Murakami’s books evoke a world below, or beyond, the conscious world we dwell in daily, the one most of us consider most real. It’s a spirit world of talking cats and intimidating mobster sheep, where things are symbolic, not literal, and truth is suggestive, not logical. In our daily lives, we skim the surface of that rich, deep, strange world, living vacant, analytical lives, separated from our spirits, as the important stuff is worked out down below. We’re usually oblivious to these goings-on, perhaps gaining a glancing awareness during times of emotional crisis. Murakami’s characters live in that world at least part of the time.


Philosophers have written about similar things. Nietzsche: “Just as in a stormy sea that, unbounded in all directions, raises and drops mountainous waves, howling, a sailor sits in a boat and trusts in his frail bark: so in the midst of a world of torments the individual human being sits quietly, supported by and trusting in the principium individuationis.” The Latin phrase describes the means by which we differentiate ourselves from teeming chaos and all things from each other. It’s a way of neutralizing that world of torments, keeping it at bay.


In Murakami’s books, music is a sort of port key, transporting characters to a different time and place. “I hang up, go back to my room, put the single of ‘Kafka on the Shore’ on the turntable, and lower the needle,” Kafka says. “And once more, whether I like it or not, I’m swept away to that place. To that time.”


Murakami—a perennial contender for the Nobel Prize in Literature—is an audiophile. His novels are studded with music. Janácek’s Sinfonietta is central to 1Q84. An early novel is called Norwegian Wood, after the Beatles song. In his latest novel, Killing Commendatore—the title references Don Giovanni, the Mozart/Da Ponte opera—the narrator flips over an LP of Springsteen’s The River, brushes off the dust, and comments on the superiority of vinyl. Earlier in the book, he describes a pair of Tannoy Autographs: “the perfect speakers for . . . listening to vinyl records of chamber music.” You can see pictures of Murakami’s office online, custom JBLs aimed at the center of a dark leather sofa, the walls lined with LPs (footnote 1).

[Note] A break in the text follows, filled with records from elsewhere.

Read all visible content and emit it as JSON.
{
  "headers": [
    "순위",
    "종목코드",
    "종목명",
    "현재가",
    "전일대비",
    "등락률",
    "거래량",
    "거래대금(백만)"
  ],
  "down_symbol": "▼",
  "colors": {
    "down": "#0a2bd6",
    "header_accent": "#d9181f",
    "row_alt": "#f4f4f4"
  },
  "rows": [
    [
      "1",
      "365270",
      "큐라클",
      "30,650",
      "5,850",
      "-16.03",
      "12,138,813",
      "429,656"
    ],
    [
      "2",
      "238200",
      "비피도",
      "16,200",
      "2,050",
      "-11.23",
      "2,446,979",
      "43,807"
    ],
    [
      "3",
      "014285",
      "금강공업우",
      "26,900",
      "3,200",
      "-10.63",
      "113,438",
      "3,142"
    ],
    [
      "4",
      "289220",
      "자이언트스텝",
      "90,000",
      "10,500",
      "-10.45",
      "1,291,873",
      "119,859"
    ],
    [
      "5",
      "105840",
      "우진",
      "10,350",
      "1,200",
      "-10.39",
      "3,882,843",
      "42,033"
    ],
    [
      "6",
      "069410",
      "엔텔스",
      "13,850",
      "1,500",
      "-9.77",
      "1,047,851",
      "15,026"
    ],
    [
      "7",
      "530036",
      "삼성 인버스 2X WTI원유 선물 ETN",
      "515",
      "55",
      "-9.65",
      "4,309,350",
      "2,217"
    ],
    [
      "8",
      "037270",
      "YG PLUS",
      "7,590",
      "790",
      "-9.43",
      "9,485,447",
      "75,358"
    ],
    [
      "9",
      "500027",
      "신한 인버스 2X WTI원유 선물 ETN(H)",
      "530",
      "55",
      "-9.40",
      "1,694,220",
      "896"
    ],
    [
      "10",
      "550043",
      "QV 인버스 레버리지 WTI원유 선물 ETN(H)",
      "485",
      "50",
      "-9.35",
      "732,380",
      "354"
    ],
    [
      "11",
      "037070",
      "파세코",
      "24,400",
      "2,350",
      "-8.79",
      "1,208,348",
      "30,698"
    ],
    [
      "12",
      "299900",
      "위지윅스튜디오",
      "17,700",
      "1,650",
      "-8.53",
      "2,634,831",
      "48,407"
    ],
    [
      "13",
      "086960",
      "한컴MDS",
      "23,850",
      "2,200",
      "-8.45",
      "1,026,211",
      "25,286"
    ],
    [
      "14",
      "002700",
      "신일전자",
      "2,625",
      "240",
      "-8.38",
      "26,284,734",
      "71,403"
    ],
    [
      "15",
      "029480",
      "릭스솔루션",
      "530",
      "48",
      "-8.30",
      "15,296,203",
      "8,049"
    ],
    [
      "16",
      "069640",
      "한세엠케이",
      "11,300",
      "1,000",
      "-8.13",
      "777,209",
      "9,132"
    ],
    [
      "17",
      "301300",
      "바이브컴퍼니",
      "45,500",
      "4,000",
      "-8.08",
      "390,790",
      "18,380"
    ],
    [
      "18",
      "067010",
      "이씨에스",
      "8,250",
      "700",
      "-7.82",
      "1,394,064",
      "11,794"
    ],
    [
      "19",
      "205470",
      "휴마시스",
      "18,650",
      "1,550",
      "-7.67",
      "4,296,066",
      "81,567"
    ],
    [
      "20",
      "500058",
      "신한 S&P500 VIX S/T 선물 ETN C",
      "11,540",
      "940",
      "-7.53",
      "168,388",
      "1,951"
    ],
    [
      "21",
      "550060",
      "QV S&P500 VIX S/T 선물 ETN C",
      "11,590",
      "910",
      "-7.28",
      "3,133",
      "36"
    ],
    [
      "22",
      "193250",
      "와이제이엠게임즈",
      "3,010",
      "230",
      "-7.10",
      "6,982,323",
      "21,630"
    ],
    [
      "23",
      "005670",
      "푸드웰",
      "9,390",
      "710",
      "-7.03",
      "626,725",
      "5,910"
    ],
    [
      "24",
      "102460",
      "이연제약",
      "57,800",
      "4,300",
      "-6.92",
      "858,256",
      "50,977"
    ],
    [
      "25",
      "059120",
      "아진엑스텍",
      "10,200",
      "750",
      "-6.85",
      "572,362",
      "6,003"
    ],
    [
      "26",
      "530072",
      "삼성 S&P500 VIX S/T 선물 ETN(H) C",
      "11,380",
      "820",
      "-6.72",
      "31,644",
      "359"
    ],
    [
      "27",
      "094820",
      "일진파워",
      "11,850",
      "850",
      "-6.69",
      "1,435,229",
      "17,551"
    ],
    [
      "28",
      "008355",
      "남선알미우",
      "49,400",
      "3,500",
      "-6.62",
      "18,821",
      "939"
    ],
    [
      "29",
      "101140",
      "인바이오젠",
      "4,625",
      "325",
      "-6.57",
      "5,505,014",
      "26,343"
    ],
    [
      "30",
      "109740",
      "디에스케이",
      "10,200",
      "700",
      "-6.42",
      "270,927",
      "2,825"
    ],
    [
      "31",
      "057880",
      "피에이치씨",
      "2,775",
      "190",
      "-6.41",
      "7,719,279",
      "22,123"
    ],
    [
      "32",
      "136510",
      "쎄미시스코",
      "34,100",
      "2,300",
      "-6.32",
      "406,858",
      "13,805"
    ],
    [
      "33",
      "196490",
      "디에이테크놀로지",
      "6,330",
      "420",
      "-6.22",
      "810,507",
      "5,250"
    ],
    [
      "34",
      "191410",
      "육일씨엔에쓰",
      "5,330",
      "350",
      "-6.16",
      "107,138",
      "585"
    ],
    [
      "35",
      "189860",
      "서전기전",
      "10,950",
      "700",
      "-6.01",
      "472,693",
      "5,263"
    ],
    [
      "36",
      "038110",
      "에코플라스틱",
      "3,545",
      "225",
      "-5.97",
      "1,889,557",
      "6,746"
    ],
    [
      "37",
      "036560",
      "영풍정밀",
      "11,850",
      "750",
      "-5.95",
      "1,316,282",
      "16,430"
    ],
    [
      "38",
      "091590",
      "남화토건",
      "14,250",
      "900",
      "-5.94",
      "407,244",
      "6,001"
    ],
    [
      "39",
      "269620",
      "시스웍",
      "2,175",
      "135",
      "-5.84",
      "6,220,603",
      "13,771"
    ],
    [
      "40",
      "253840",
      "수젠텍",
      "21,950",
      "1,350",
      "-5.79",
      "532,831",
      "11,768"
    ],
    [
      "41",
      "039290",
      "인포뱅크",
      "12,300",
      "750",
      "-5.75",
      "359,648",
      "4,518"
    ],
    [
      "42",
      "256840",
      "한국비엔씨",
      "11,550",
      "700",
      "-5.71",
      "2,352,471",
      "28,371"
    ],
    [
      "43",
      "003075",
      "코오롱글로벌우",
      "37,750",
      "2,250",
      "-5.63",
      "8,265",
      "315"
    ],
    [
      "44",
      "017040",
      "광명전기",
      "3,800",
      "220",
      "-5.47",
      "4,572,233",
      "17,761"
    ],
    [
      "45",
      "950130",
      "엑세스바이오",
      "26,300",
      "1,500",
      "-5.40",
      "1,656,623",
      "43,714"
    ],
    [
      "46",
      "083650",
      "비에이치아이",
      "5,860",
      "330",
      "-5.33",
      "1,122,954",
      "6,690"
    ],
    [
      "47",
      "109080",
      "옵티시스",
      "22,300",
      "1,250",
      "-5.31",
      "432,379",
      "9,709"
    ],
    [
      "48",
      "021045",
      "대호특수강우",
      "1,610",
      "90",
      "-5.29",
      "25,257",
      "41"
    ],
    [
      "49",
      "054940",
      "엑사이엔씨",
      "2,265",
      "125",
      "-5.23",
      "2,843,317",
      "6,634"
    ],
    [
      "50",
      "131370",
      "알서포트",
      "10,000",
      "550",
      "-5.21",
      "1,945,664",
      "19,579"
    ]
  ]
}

I’ve felt a Murakami-esque affinity for Murakami and his books—an uncanny connection—since long before I knew he was an audiophile. I’ve long felt that undercurrent, surging under the rocks and stones. I’ve interpreted these odd experiences as, alternately, incipient wisdom, descent into madness, and low blood sugar.


Kafka’s girlfriend-ghost was once—or, in the ghost’s time, soon will be—a musician with a million-selling album. But ever since the senseless death of her young lover, she has roamed the world bereft of music and spirit, those two things being linked. A (re)union with Kafka, together with some strange happenings on that deeper plane, may help reassemble her parts.


Murakami undercuts this seriousness with a clownish sensibility. People talk to cats, and cats answer back. The protagonist’s despised father is, at the time of his murder, a notorious cat-torturing, silk-top-hat-wearing provocateur named Johnny Walker, after the Scotch. Another character, a combination pimp/guide to the spirit realm, claims to be Colonel Sanders, the fried chicken guy.


One way of interpreting our audio obsession is as high-end consumerism. Here’s a different way: There’s a close connection between music and this thing we call spirit, whatever that is; getting closer to the one gets you closer to the other. That is what we crave.


Don’t buy it? Consider tribal religious ceremonies with dancing and drums, the music of Coltrane and Johann Sebastian Bach, the unique acoustical properties of sacred spaces, and church pipe-organs (with 32′ pipes!) that vibrate your very soul. Certainly, listening to a well-recorded album of first-rate jazz is, for me, very much like going to church. It works better for me, though, than church does.


Music, especially when it’s reproduced with visceral impact, corporeal images, and chest-thumping bass, can put ghosts in our rooms, take us to dark places, send us off to other places and times. It can connect us, or reconnect us, to the place where the meaning resides.—Jim Austin


Footnote 1: See lifehacker.com/the-music-and-souvenir-filled-workspace-of-author-haru-1724850226.